Dr. Kevin Leman writes, “Perfectionists often mistakenly label their compulsive ‘I’ve got to do it right’ behavior as a ‘quest for excellence.’ In truth, excellence and perfectionism are poles apart. The seeker of excellence tries to do her best and is satisfied with a solid, honest effort. The perfectionist seeks to be the best and is continually frustrated and defeated because she knows she ‘could have done it even better if…’ (The Pleasers: Women Who Can’t Say No And the Men Who Control Them (Old Tappen, NJ.: Revell, 1987) 158).
I knew I’d been obsessed with the “even better if’s” and I asked God to help me change my attitude. He helped me to look for the positives, to credit whatever good was in the situation even if it wasn’t all I’d hoped. My focus became, “I’ve done the best I can do and that’s excellent. It’s doesn’t have to be perfect, especially since I never reach perfection anyway!”

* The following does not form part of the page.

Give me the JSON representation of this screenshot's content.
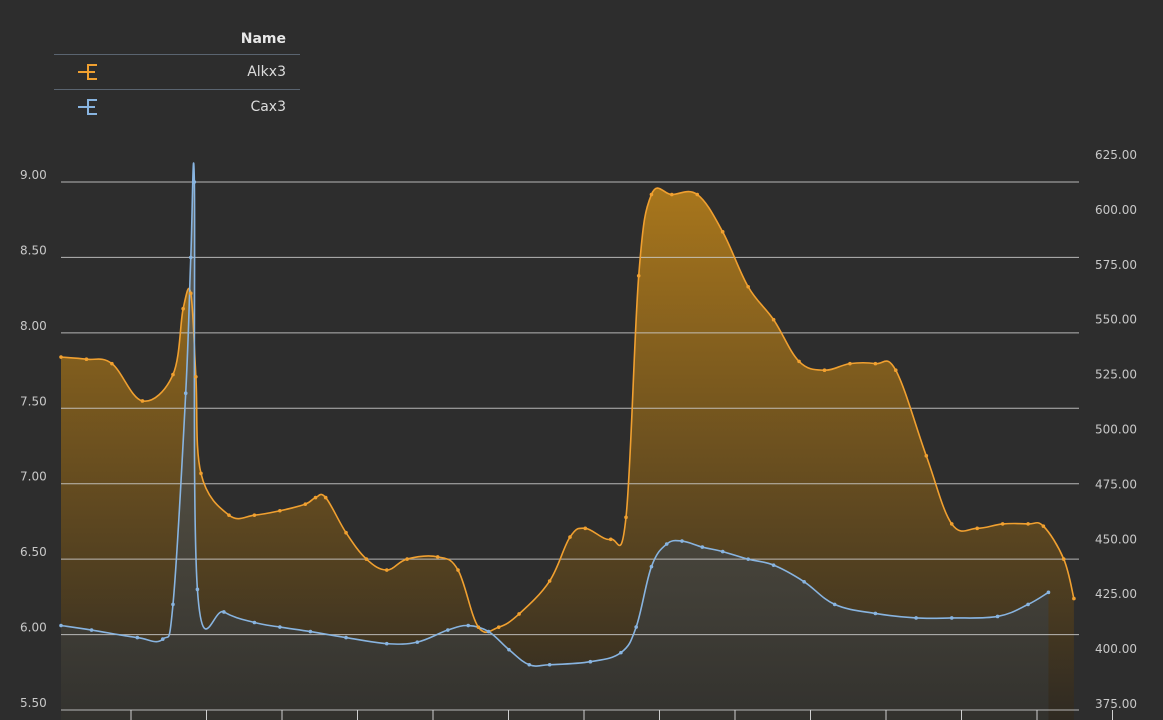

Just identifying my “should” words made a huge difference. If I thought, “I should have made a better dinner,” I changed it to, “I made the best dinner I could and it was tasty.” Or if I hit myself over the head with, “I could have been more loving,” I corrected it with, “I did the best I could. Next time, I’ll listen more and talk less.” Instead of only focusing on what I hadn’t done wrong, I asked God’s forgiveness for any wrongdoing and focused on how He could empower me the next time. Little by little my “shoulds, woulds, and coulds” didn’t have as strong a hold over me.
Now that I’ve been working on my perfectionism for over twenty years, my perfectionism is not cured…but it currently is in remission. We perfectionists are never fully freed from our perfectionistic tendencies but it can be diminished so that we allow the Holy Spirit to be in control—and that’s when we’re “in remission.”
I’m amazed as I look back over the journey God has taken me through. As He healed my perfectionistic heart, He also healed my family relationships. My daughter, Darcy, is 26 and we are wonderful friends. Larry and I recently celebrated our 30th anniversary and we speak together at couples’ events. I no longer put those “great pains” on others and myself like I used to and life is much less pressured.
I know that you also can diminish your perfectionistic tendencies. Start by focusing on God’s unconditional grace and then work through other areas like unrealistic expectations. You’ll find greater peace and joy, just like I have.